PID USERNAME PRI NICE SIZE RES STATE C TIME WCPU COMMAND
11 root 155 ki31 0K 128K CPU7 7 31.8H 100.00% [idle{idle: cpu7}]
11 root 155 ki31 0K 128K CPU6 6 31.7H 100.00% [idle{idle: cpu6}]
11 root 155 ki31 0K 128K CPU5 5 31.6H 100.00% [idle{idle: cpu5}]
11 root 155 ki31 0K 128K RUN 4 31.6H 100.00% [idle{idle: cpu4}]
11 root 155 ki31 0K 128K CPU1 1 24.1H 71.29% [idle{idle: cpu1}]
11 root 155 ki31 0K 128K CPU0 0 23.8H 70.26% [idle{idle: cpu0}]
11 root 155 ki31 0K 128K CPU2 2 23.6H 70.07% [idle{idle: cpu2}]
11 root 155 ki31 0K 128K CPU3 3 23.1H 65.87% [idle{idle: cpu3}]
12 root -92 - 0K 608K WAIT 0 297:07 23.88% [intr{irq265: bxe0:fp0}]
12 root -92 - 0K 608K WAIT 3 361:53 20.65% [intr{irq268: bxe0:fp0}]
12 root -92 - 0K 608K WAIT 1 318:48 17.58% [intr{irq266: bxe0:fp0}]
12 root -92 - 0K 608K WAIT 2 334:15 16.36% [intr{irq267: bxe0:fp0}]
12 root -92 - 0K 608K WAIT 2 195:49 15.58% [intr{irq272: bxe1:fp0}]
12 root -92 - 0K 608K WAIT 3 197:09 15.09% [intr{irq273: bxe1:fp0}]
12 root -92 - 0K 608K WAIT 1 182:28 11.67% [intr{irq271: bxe1:fp0}]
12 root -92 - 0K 608K WAIT 0 197:09 7.86% [intr{irq270: bxe1:fp0}]
80217 root 52 0 276M 47392K piperd 5 0:01 3.66% php-fpm: pool nginx (php-fpm)
0 root -92 - 0K 368K - 0 42:01 0.00% [kernel{dummynet}]

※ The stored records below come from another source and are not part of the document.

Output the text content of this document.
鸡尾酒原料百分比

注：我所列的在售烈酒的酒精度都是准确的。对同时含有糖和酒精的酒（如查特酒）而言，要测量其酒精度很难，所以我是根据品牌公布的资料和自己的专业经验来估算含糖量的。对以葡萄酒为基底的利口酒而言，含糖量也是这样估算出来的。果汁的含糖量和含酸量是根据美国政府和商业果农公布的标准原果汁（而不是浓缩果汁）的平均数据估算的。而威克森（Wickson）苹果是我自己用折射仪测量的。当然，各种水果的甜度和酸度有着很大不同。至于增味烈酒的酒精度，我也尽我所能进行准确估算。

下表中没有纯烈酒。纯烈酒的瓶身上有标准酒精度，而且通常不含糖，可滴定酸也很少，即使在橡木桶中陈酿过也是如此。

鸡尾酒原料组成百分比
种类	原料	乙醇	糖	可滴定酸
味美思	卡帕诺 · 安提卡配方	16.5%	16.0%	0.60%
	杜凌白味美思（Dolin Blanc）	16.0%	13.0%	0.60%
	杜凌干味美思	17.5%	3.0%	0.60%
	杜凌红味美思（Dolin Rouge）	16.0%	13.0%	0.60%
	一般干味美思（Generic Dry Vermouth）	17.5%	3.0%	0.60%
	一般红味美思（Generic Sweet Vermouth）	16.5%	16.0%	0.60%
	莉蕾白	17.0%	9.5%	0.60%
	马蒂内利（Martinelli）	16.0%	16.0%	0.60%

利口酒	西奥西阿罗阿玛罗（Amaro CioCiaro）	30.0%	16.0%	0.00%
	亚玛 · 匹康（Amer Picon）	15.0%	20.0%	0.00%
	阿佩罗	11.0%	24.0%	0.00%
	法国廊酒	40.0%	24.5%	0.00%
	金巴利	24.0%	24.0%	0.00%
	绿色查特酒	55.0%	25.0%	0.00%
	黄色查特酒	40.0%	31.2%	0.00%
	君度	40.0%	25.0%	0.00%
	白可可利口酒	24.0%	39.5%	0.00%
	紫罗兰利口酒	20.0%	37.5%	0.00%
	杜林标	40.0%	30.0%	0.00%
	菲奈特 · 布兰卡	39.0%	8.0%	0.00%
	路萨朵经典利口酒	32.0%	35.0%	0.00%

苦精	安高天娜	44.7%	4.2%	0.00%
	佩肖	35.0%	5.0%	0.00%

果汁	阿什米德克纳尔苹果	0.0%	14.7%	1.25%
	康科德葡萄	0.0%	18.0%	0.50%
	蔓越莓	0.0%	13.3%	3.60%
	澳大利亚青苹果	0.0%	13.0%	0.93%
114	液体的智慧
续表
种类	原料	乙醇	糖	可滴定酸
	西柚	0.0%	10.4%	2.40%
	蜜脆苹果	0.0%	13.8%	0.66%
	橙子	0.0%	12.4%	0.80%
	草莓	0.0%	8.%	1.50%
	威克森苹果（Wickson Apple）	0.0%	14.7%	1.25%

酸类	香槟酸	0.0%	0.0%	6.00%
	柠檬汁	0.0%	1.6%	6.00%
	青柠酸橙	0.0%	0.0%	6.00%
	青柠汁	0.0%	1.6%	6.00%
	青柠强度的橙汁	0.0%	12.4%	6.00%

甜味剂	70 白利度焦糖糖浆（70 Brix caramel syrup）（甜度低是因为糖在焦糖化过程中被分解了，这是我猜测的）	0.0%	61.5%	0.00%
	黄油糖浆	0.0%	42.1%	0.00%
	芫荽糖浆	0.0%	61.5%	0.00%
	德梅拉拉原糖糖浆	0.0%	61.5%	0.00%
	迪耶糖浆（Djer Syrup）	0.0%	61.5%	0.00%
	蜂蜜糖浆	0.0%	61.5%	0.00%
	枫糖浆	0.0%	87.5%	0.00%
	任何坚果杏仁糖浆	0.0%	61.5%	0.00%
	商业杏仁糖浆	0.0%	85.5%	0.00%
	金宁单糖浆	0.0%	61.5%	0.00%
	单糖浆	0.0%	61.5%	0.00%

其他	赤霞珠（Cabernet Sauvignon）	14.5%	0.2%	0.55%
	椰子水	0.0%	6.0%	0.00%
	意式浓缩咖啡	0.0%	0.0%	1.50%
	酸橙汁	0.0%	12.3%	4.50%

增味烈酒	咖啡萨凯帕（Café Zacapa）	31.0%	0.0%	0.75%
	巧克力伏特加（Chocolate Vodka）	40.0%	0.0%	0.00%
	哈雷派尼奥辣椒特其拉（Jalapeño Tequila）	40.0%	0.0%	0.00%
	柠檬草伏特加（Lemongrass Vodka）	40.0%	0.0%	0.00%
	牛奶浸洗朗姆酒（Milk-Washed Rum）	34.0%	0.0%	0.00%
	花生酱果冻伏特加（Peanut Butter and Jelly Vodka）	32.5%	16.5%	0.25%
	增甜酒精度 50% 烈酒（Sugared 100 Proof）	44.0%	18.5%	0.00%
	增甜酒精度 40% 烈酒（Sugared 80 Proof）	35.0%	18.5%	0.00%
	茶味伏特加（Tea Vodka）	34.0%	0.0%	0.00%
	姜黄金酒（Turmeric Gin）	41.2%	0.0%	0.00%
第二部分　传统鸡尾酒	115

not sure what the two unbound are the bottom of the first results were.

so far pings times are way better so splitting the vlans up onto two servers helped for sure just curious as too why one is at 60c and the other is at 80c

also the server now at 60c was the original server that i posted about so thats the first set of results above.

Harvy66

"Unbound" is a play on "Bind", another DNS server.

I guess I'm with you wondering if something is hammering the server when the portal is enabled. Try a packet dump.